Ich kann alle beruhigen: Schwing- und Musik-Beiträge werden weiterhin veröffentlicht. Zudem aber auch wieder vermehrt „Jogging-Gedanken“, denn ich bin wieder am Trainieren („Kampf dem Winterspeck“). Weiter auch Spitzzüngiges und Humorvolles.
Heute folgt just grad ein Beitrag zum Thema Humor.

trump
Der irre Donald Trump
Bildquelle: inthesetimes.com

Scheisse nein, über diesen amerikanischen Frisur-Affen werde ich heute nicht berichten. Das ist im Fall nicht mehr komisch, mit diesem Trump. Da wird einem nach den letzten Vorwahl-Ergebnissen angst und bange. USA, wohin steuerst du? Zum Abgrund oder gar darüber hinaus?

Nein, nein, wir bleiben in heimischen Gefilden. Unser Schweizer-Biotop bietet schon genug Humorvolles. Oder etwa nicht?


Quelle: YouTube

Darf oder muss ein Bundespräsident bei seiner Rede zum „Tag der Kranken“ nicht ein freundlicheres Gesicht machen und ab und zu lächeln? Wie Ernst BR Schneider-Ammann in die Kamera guckt. Da wird man ja gleich selber krank…
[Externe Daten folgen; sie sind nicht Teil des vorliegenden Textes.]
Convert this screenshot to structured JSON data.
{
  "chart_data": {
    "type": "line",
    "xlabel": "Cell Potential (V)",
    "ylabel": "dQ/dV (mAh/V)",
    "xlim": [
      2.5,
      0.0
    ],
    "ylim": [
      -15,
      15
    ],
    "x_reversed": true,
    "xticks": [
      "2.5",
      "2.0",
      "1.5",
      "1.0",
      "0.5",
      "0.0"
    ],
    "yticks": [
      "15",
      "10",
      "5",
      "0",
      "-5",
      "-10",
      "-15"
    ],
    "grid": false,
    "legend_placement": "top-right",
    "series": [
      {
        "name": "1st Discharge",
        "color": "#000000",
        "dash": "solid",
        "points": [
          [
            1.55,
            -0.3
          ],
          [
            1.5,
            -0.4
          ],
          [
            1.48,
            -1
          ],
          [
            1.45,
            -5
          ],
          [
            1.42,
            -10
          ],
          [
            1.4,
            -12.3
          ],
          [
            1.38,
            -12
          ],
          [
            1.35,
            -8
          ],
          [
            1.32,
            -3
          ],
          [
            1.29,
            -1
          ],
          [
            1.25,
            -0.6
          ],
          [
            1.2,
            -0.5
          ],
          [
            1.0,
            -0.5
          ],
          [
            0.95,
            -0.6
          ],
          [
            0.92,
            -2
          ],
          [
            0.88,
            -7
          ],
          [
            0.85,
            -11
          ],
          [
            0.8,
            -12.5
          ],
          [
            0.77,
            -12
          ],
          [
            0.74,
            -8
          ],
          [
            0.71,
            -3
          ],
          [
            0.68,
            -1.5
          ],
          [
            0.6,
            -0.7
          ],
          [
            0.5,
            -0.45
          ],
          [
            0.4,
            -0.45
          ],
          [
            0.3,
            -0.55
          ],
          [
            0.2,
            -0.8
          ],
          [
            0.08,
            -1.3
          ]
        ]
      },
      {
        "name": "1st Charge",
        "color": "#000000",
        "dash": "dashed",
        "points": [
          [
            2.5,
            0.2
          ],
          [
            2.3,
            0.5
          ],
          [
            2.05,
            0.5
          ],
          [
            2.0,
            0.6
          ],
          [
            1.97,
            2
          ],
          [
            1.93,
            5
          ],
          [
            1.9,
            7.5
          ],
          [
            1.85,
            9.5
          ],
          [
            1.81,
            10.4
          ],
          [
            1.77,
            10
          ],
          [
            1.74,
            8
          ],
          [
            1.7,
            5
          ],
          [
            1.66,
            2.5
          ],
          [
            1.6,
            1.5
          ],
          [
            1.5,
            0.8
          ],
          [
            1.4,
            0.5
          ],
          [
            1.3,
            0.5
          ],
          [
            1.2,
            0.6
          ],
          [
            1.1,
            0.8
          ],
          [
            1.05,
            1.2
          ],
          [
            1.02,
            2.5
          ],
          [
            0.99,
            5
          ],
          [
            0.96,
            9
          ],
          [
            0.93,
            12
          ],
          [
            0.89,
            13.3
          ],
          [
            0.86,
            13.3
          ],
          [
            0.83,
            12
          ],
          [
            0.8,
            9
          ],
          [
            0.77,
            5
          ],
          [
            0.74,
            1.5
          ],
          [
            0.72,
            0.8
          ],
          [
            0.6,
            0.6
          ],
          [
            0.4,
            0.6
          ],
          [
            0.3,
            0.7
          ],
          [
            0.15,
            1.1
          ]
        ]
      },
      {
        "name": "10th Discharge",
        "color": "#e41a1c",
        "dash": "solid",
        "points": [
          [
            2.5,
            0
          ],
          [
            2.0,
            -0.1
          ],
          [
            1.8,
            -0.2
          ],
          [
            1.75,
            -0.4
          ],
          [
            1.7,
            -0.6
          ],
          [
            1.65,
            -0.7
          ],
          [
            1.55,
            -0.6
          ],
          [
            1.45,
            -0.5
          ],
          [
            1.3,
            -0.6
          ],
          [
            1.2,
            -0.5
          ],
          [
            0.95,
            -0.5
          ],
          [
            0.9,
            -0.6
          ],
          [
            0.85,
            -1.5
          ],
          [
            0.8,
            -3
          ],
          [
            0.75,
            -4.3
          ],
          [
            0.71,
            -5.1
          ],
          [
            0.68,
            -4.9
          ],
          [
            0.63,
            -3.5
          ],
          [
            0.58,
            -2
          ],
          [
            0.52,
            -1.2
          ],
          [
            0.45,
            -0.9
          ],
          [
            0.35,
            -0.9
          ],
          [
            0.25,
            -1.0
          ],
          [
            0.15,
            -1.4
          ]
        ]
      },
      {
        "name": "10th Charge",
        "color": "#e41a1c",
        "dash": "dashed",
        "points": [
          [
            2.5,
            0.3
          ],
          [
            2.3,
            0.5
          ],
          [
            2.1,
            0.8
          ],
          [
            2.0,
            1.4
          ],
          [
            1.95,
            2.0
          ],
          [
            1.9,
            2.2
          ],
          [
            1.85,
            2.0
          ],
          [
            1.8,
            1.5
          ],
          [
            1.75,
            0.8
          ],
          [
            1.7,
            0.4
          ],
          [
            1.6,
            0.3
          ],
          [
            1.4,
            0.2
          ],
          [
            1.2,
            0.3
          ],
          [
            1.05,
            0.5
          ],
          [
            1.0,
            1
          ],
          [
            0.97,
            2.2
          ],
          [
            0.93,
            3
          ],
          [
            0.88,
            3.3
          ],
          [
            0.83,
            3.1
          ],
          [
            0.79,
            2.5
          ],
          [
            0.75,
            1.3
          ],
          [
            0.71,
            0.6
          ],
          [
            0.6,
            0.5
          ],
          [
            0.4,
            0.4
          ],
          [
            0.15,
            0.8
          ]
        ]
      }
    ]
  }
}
Die Franzosen und die Amis hingegen fanden es in verschiedenen Talk-Shows zum Schiessen komisch. Ich aber finde: Unser Bundesrat war auch schon lustiger. Deshalb hier ein erstes Beispiel, wie ein eidgenössischer Magistrat auch sein bestes Lachen auspackte.


Quelle: YouTube

Unvergessen ist der Lachanfall anno 2010 von BR Hansrudolf Merz! Das Wort „Bündnerfleisch“ hatte es in sich, und wollte ihm nicht „beschwerdefrei“ über die Lippen. Ach, wie war doch da die Welt noch in Ordnung. Im Vergleich dazu gibt beim obigen Filmchen der Johann ein Bild ab, als hielte er eine Grabesrede. Dem Mann war beim Ablesen vom Teleprompter alles andere als zum Lachen zu Mute. Was da vorher wohl geschehen sein mag?


Quelle: YouTube

Selbst die immer noch aktive Bundesrätin Doris Leuthard konnte ebenfalls 2010 bei einer parlamentarischen Anfrage ob „Gymkhana, Ponys und Kleinpferden“ herzhaft lachen.
Ist in der Zwischenzeit so viel vorgefallen, dass ein Bundesrat bei einer Rede so traurig drein guckt, als ob er jeden Moment in Tränen ausbrechen würde?

Jein. Die Welt ist heutzutage weder schlechter noch besser. Trotzdem hat man manchmal das Gefühl, die weltpolitische Lage sei um einiges ernster als noch vor sechs Jahren. Stichworte wie „Europäische Flüchtlingspolitik“, „Syrien-Krieg“ und „Trumpo-Manie in den USA“ bringen einen manchmal schon ins Grübeln. In diesem Zusammenhang ist die todernste Rede von Schneider-Ammann schon ein wenig begreiflich. Oder war er einfach nur schlecht beraten und sein Französisch ist hundsmiserabel?

In diesem Sinne wünsche ich einen schönen Mittwoch. Und vergesst den Humor und das Lachen nicht. Beides ist wichtig für unser Wohlbefinden und darf getrost als Lebenselixier bezeichnet werden.